Pipe

Basic Concepts

A pipe can use the output of one command as the input of the next command, represented by the symbol | in the command-line environment, which is a form of one-way communication between processes, implemented based on file descriptors.

Working Principle

A pipe creates a memory buffer, and two processes (commands) communicate through this buffer.

Creating a Pipe

When creating a pipe using |, the Shell calls pipe() to create the pipe, which includes two file descriptors.

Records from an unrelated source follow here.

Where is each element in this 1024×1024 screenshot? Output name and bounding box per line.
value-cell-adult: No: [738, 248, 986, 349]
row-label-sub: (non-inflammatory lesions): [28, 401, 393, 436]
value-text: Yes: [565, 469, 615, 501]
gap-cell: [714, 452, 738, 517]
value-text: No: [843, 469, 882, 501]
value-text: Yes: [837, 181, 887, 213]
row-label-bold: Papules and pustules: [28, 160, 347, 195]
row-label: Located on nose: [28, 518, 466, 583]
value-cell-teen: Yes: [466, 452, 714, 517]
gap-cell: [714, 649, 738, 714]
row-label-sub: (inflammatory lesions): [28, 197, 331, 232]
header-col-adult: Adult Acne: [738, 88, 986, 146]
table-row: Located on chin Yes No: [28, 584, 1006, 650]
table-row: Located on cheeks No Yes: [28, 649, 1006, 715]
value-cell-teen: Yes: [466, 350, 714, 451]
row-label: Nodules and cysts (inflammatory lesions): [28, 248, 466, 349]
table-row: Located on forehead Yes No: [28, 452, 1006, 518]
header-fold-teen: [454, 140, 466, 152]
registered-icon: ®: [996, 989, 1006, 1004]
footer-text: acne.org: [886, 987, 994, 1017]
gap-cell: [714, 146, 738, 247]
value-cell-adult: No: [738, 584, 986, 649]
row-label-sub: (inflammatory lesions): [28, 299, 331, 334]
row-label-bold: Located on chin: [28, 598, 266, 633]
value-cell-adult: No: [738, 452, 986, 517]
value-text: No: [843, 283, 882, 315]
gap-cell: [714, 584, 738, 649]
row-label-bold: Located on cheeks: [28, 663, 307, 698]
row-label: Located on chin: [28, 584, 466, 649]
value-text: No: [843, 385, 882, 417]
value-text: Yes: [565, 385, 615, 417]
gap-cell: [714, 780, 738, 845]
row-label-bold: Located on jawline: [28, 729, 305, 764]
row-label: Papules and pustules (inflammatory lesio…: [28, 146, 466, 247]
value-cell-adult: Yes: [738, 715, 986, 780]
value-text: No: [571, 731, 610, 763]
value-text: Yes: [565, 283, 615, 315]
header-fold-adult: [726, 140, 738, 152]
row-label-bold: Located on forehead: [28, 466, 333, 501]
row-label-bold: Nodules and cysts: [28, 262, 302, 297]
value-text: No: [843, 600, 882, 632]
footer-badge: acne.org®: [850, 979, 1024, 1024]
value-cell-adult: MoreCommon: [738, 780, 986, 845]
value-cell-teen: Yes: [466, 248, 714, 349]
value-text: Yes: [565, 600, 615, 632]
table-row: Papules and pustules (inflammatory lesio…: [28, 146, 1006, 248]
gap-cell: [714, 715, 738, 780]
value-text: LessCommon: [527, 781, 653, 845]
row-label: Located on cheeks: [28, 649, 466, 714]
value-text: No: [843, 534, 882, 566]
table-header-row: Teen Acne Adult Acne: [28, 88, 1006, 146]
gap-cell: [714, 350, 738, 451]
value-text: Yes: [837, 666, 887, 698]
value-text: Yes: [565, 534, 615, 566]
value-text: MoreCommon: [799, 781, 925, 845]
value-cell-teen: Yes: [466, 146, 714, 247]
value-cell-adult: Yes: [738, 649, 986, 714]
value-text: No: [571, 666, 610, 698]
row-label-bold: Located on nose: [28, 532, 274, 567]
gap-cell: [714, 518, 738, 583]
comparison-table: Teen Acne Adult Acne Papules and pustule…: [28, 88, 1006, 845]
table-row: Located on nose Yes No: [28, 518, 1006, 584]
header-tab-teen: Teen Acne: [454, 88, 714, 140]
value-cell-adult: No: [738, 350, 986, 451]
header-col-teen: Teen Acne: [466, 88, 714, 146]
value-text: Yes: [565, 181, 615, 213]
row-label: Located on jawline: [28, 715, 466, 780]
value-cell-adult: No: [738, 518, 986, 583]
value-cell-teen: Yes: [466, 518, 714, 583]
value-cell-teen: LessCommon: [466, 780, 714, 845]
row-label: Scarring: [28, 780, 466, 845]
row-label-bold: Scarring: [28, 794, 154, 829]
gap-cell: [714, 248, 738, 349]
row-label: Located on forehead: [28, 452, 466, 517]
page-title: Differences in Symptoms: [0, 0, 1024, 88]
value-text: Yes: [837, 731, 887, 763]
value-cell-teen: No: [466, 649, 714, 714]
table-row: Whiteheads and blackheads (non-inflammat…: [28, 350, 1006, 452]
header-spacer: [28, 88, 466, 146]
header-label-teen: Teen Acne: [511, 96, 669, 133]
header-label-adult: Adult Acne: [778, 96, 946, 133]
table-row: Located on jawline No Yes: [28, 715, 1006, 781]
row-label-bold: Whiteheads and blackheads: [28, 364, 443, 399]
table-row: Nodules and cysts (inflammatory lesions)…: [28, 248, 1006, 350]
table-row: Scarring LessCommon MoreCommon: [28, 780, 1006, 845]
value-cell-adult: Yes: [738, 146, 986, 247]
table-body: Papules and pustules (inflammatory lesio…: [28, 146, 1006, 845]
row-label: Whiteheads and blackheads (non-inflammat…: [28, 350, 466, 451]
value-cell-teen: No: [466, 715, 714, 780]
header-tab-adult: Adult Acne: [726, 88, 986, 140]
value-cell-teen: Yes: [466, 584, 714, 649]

  • Write-end file descriptor: A.
  • Read-end file descriptor: B.

Command Connection

  • Left command: Redirects the standard output (file descriptor 1) to the write-end A of the pipe.
  • Right command: Redirects the standard input (file descriptor 0) to the read-end B of the pipe.

Data Flow

  • Real-time data transmission: The commands on both sides execute in parallel, without waiting for the previous command to finish.
  • No temporary files: Data is transmitted in memory.
  • Buffer size: Depends on the system.

Buffer Size

cat /proc/sys/fs/pipe-max-size
1048576

Limitations

  • One-way communication: Two-way communication requires the use of other mechanisms, such as named pipes (FIFO) or sockets.
  • Buffer size: If the buffer is full, the upstream command will pause.